EDITOR’S NOTE: Following is an abridged version of Chapter 45 of “Adrift in America: Diary of a Minimalist Mariner,” a work found in the nonfiction section:
Old Orchard Beach, Maine. December 1986.
I have a memory that is more cyclical than chronological, and this is never more apparent than when the seasons change. On the first thaw of spring, my memory doesn’t go back to the previous day when there was ice on the ground but back through a series of first thaws to the spring of 1948, when I splash home from grade school in my gum rubber boots and see the sand breaking out of the ice soft and clean. In a few months, I know, the sand will be dry and warm, and I will stand again in it barefoot, as I stood in the warm sand of the previous summer when somebody told me my father was dead, killed on a utility pole when he touched the wrong wire. Daddy doesn’t ever come back, but the memory of him does, always. At the first barbecue of summer, I don’t think of the previous day when it was too cold to cook outside but of previous first barbecues of the year ranging back to 1966, a year before Peggy and I are married, when the two of us sneak off for a weekend at a tourist cottage just outside the city of Keene in western New Hampshire. We buy pork chops and beef ribs and cook them on a wood-fired grill next to a stream that runs past the row of cottages. We drink wine and eat meat dripping with juice before we fall together greasy into the cottage’s squeaky-springed metal bed. On the first crisp day of autumn, my mind drifts back not to the previous day’s heat but to previous crisp days of autumn. Like watching the first leaves of 1981 drift into the yard around the big house in Biddeford as I wait for Mary to get home from work, understanding for the first time since I have known her that she isn’t just someone attractive who keeps me from missing Sara but someone real, someone with whom I am falling in love.

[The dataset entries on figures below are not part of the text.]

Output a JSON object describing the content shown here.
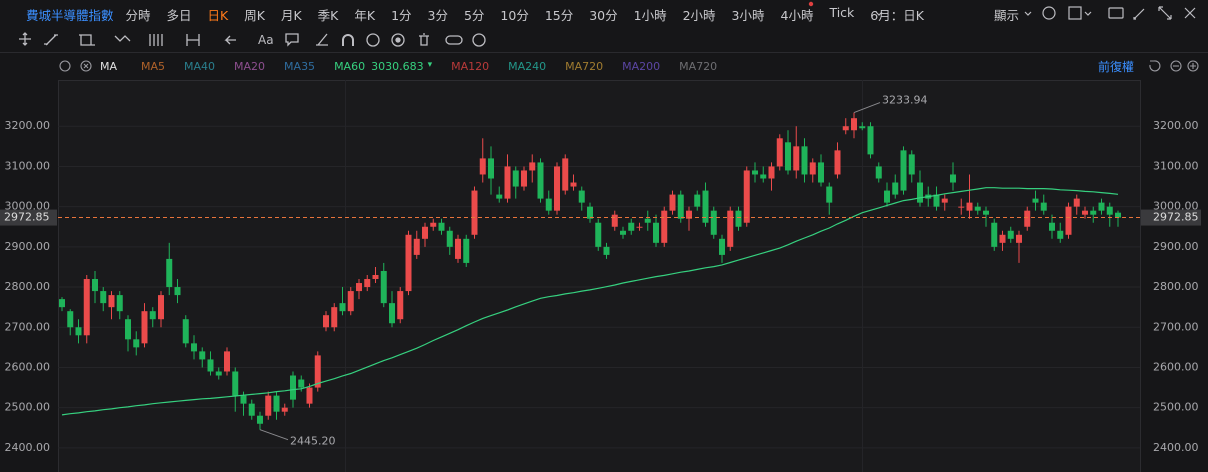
{
  "toolbar": {
    "title": "費城半導體指數",
    "periods": [
      "分時",
      "多日",
      "日K",
      "周K",
      "月K",
      "季K",
      "年K",
      "1分",
      "3分",
      "5分",
      "10分",
      "15分",
      "30分",
      "1小時",
      "2小時",
      "3小時",
      "4小時",
      "Tick",
      "6月：日K"
    ],
    "active_period": 2,
    "active_color": "#ff7a1a",
    "display": "顯示"
  },
  "drawing_tools": {
    "text_tool": "Aa"
  },
  "indicator_bar": {
    "name": "MA",
    "lines_before": [
      {
        "name": "MA5",
        "color": "#b0622a"
      },
      {
        "name": "MA40",
        "color": "#2a7f8e"
      },
      {
        "name": "MA20",
        "color": "#8e4f90"
      },
      {
        "name": "MA35",
        "color": "#2f6d9f"
      }
    ],
    "lines_after": [
      {
        "name": "MA120",
        "color": "#b93a3a"
      },
      {
        "name": "MA240",
        "color": "#23978a"
      },
      {
        "name": "MA720",
        "color": "#a17c30"
      },
      {
        "name": "MA200",
        "color": "#5b46a3"
      },
      {
        "name": "MA720",
        "color": "#6e6e72"
      }
    ],
    "adjust": "前復權"
  },
  "chart_data": {
    "type": "candlestick",
    "up_color": "#eb4b4b",
    "down_color": "#1fb45a",
    "ylim": [
      2340,
      3315
    ],
    "yticks": [
      {
        "value": 2400,
        "label": "2400.00"
      },
      {
        "value": 2500,
        "label": "2500.00"
      },
      {
        "value": 2600,
        "label": "2600.00"
      },
      {
        "value": 2700,
        "label": "2700.00"
      },
      {
        "value": 2800,
        "label": "2800.00"
      },
      {
        "value": 2900,
        "label": "2900.00"
      },
      {
        "value": 3000,
        "label": "3000.00"
      },
      {
        "value": 3100,
        "label": "3100.00"
      },
      {
        "value": 3200,
        "label": "3200.00"
      }
    ],
    "grid": true,
    "last_price_color": "#e8743b",
    "annotations": [
      {
        "text": "3233.94"
      },
      {
        "text": "2445.20"
      }
    ],
    "open": [
      2770,
      2740,
      2700,
      2680,
      2820,
      2790,
      2750,
      2780,
      2720,
      2670,
      2660,
      2740,
      2720,
      2870,
      2800,
      2720,
      2660,
      2640,
      2620,
      2590,
      2590,
      2590,
      2530,
      2510,
      2480,
      2480,
      2530,
      2490,
      2580,
      2570,
      2510,
      2550,
      2700,
      2700,
      2760,
      2740,
      2790,
      2800,
      2820,
      2840,
      2760,
      2720,
      2790,
      2880,
      2920,
      2950,
      2960,
      2940,
      2870,
      2920,
      2930,
      3080,
      3120,
      3030,
      3020,
      3090,
      3050,
      3090,
      3110,
      3020,
      2990,
      3040,
      3050,
      3040,
      3000,
      2960,
      2900,
      2950,
      2940,
      2960,
      2950,
      2970,
      2960,
      2910,
      2990,
      3030,
      2970,
      3030,
      3040,
      2990,
      2920,
      2900,
      2990,
      2960,
      3090,
      3080,
      3070,
      3100,
      3160,
      3090,
      3150,
      3080,
      3110,
      3050,
      3080,
      3190,
      3190,
      3200,
      3200,
      3100,
      3040,
      3060,
      3140,
      3130,
      3060,
      3030,
      3030,
      3010,
      3080,
      3000,
      2990,
      3000,
      2990,
      2960,
      2910,
      2940,
      2910,
      2950,
      3020,
      3010,
      2960,
      2940,
      2930,
      3000,
      2980,
      2990,
      3010,
      3000,
      2985
    ],
    "high": [
      2775,
      2745,
      2720,
      2830,
      2840,
      2800,
      2790,
      2790,
      2730,
      2690,
      2760,
      2750,
      2790,
      2910,
      2820,
      2730,
      2680,
      2650,
      2640,
      2600,
      2650,
      2600,
      2540,
      2520,
      2490,
      2540,
      2540,
      2510,
      2590,
      2580,
      2560,
      2640,
      2740,
      2760,
      2800,
      2800,
      2820,
      2830,
      2850,
      2860,
      2790,
      2800,
      2940,
      2940,
      2960,
      2970,
      2970,
      2950,
      2930,
      2930,
      3050,
      3170,
      3150,
      3050,
      3130,
      3100,
      3100,
      3130,
      3120,
      3040,
      3110,
      3130,
      3080,
      3050,
      3010,
      2970,
      2910,
      2990,
      2950,
      2970,
      2960,
      2990,
      2980,
      3000,
      3040,
      3040,
      3000,
      3040,
      3060,
      3000,
      2930,
      3000,
      3000,
      3100,
      3110,
      3100,
      3110,
      3180,
      3190,
      3200,
      3170,
      3120,
      3130,
      3060,
      3160,
      3220,
      3233.94,
      3210,
      3210,
      3110,
      3060,
      3080,
      3150,
      3140,
      3090,
      3050,
      3050,
      3030,
      3110,
      3020,
      3080,
      3010,
      3000,
      2970,
      2940,
      2950,
      2940,
      3000,
      3040,
      3030,
      2980,
      2960,
      3010,
      3030,
      3000,
      3000,
      3020,
      3010,
      2990
    ],
    "low": [
      2740,
      2680,
      2660,
      2660,
      2760,
      2740,
      2720,
      2720,
      2640,
      2630,
      2650,
      2700,
      2700,
      2780,
      2760,
      2650,
      2620,
      2600,
      2580,
      2570,
      2580,
      2490,
      2480,
      2470,
      2445.2,
      2470,
      2470,
      2480,
      2500,
      2540,
      2500,
      2540,
      2690,
      2690,
      2730,
      2730,
      2770,
      2790,
      2810,
      2750,
      2700,
      2710,
      2780,
      2870,
      2900,
      2940,
      2930,
      2880,
      2860,
      2850,
      2920,
      3060,
      3030,
      3010,
      3010,
      3020,
      3040,
      3060,
      3010,
      2980,
      2980,
      3030,
      3040,
      2990,
      2960,
      2890,
      2870,
      2940,
      2920,
      2930,
      2940,
      2940,
      2900,
      2900,
      2980,
      2960,
      2940,
      2990,
      2950,
      2920,
      2860,
      2890,
      2940,
      2950,
      3060,
      3060,
      3040,
      3090,
      3080,
      3070,
      3060,
      3060,
      3050,
      2980,
      3070,
      3180,
      3170,
      3190,
      3120,
      3060,
      3000,
      3020,
      3030,
      3060,
      3000,
      3000,
      2990,
      2990,
      3040,
      2980,
      2970,
      2980,
      2950,
      2890,
      2890,
      2910,
      2860,
      2940,
      2990,
      2980,
      2920,
      2910,
      2920,
      2980,
      2970,
      2960,
      2980,
      2950,
      2950
    ],
    "close": [
      2750,
      2700,
      2680,
      2820,
      2790,
      2760,
      2780,
      2740,
      2670,
      2650,
      2740,
      2720,
      2780,
      2800,
      2780,
      2660,
      2640,
      2620,
      2590,
      2580,
      2640,
      2530,
      2510,
      2480,
      2460,
      2530,
      2490,
      2500,
      2520,
      2550,
      2550,
      2630,
      2730,
      2750,
      2740,
      2790,
      2810,
      2820,
      2830,
      2760,
      2710,
      2790,
      2930,
      2920,
      2950,
      2960,
      2940,
      2900,
      2920,
      2860,
      3040,
      3120,
      3070,
      3020,
      3100,
      3050,
      3090,
      3110,
      3020,
      2990,
      3100,
      3120,
      3060,
      3010,
      2970,
      2900,
      2880,
      2980,
      2930,
      2940,
      2950,
      2960,
      2910,
      2990,
      3030,
      2970,
      2990,
      3000,
      2960,
      2930,
      2880,
      2990,
      2950,
      3090,
      3080,
      3070,
      3100,
      3170,
      3090,
      3150,
      3080,
      3110,
      3060,
      3010,
      3140,
      3200,
      3220,
      3195,
      3130,
      3070,
      3010,
      3030,
      3040,
      3080,
      3010,
      3020,
      3000,
      3020,
      3060,
      3000,
      3010,
      2990,
      2980,
      2900,
      2930,
      2920,
      2930,
      2990,
      3010,
      2990,
      2940,
      2920,
      3000,
      3020,
      2990,
      2980,
      2990,
      2980,
      2972.85
    ],
    "series": [
      {
        "name": "MA60",
        "color": "#36d07f",
        "values": [
          2482,
          2485,
          2487,
          2490,
          2492,
          2495,
          2497,
          2500,
          2502,
          2505,
          2507,
          2510,
          2512,
          2514,
          2516,
          2518,
          2520,
          2522,
          2523,
          2525,
          2527,
          2529,
          2531,
          2533,
          2535,
          2537,
          2540,
          2542,
          2545,
          2547,
          2553,
          2560,
          2566,
          2572,
          2579,
          2585,
          2593,
          2601,
          2609,
          2617,
          2624,
          2632,
          2640,
          2648,
          2657,
          2667,
          2676,
          2685,
          2694,
          2704,
          2713,
          2722,
          2729,
          2736,
          2743,
          2751,
          2758,
          2765,
          2772,
          2776,
          2779,
          2783,
          2786,
          2790,
          2793,
          2797,
          2801,
          2805,
          2810,
          2814,
          2818,
          2822,
          2826,
          2829,
          2833,
          2837,
          2840,
          2844,
          2848,
          2851,
          2855,
          2861,
          2867,
          2873,
          2879,
          2885,
          2891,
          2897,
          2905,
          2914,
          2922,
          2930,
          2939,
          2947,
          2957,
          2966,
          2976,
          2985,
          2991,
          2997,
          3003,
          3009,
          3015,
          3018,
          3022,
          3025,
          3028,
          3032,
          3035,
          3038,
          3041,
          3044,
          3047,
          3047,
          3046,
          3046,
          3046,
          3045,
          3045,
          3045,
          3044,
          3042,
          3041,
          3040,
          3038,
          3037,
          3035,
          3033,
          3030.683
        ]
      }
    ]
  }
}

The campground at Old Orchard Beach is cut into one of the best remaining stands of white pines on the southern coast of Maine. Near the front gate, the place is ugly – a plaza of asphalt connecting the office with a series of metal utility buildings and a concrete swimming pool that seems out of place so close to the ocean. But a hundred feet or so into the campground, the tall trees form a thick canopy of shade that makes the tightly spaced camp lots seem larger and more private. As it is up front, the ugliest part of the rear of the campground is what we have brought here – rectangular shells of metal and polymer to live in, tubes of twisted aluminum and nylon to sit or swing on, occasionally a fluorescent casting of a tropical bird feeding in this plastic-dotted paradise.
But it all changes with the first snow of the season. I am taking my daily walk along the roads around the perimeter of the campground when it starts, an icy snow that comes down in tiny pellets that rattle through the trees and bounce like rock salt in my path. I crunch through this new ground cover, leaving footprints in the road where my weight has melted the granules. As evening advances and lights go on, the ground begins to glow with reflections. I return to the truck and go inside without turning the lights on. I watch through the windows as the flakes grow fatter and begin floating like snow in a Currier & Ives print.
Home isn’t so much a place as it is a feeling. When I sit on the couch in the rear of the cabin of my truck, I don’t feel as if I am sitting in a conglomeration of furniture, appliances and possessions that have been contorted into the bowels of the ridiculously small white ice cream truck that I see each day from the outside. Instead, I see the clean lines and angles of wood, carpet and metal that in their regularity protect me from the chaos of the outside world and make me more comfortable as they hold within easy reach all the goods and utilities I consider necessary to my life. Safety, order, comfort and convenience. This is my home, and this is the home I see in my mind when I am away from it. Even when I am in the front of the truck, driving away from a place where I have been parked for a day, I feel as if I am driving away from home, even though my home is following me only a few feet behind. And I will have this away-from-home feeling until I have stopped at another place and am sitting in the place that I see as much in my mind as in my rear view mirror.
In this sense, my home on wheels is connected with all the other homes I have occupied in more conventional structures. Which may help explain the feeling I have two months after the first snowfall in the campground, the day the first blizzard comes. As the powdery snow swirls over the wheel wells, obscuring even the top edge of the skirting, I wonder when I will be free to get to the main road, to the interstate highway and eventually to Connecticut and Diane again. As a child in the winter of 1946, I wonder whether the snow drifting against our house will cover the second-story windows as it has the first. In storms like this, when your breath is taken away by driving wind and dusty snow, you wonder if it will ever stop. Only your memory assures you it will.
Life is not chronology but cycles, not straight lines but circles. This is why our clocks keep coming back to the same hours, our calendars to the same days.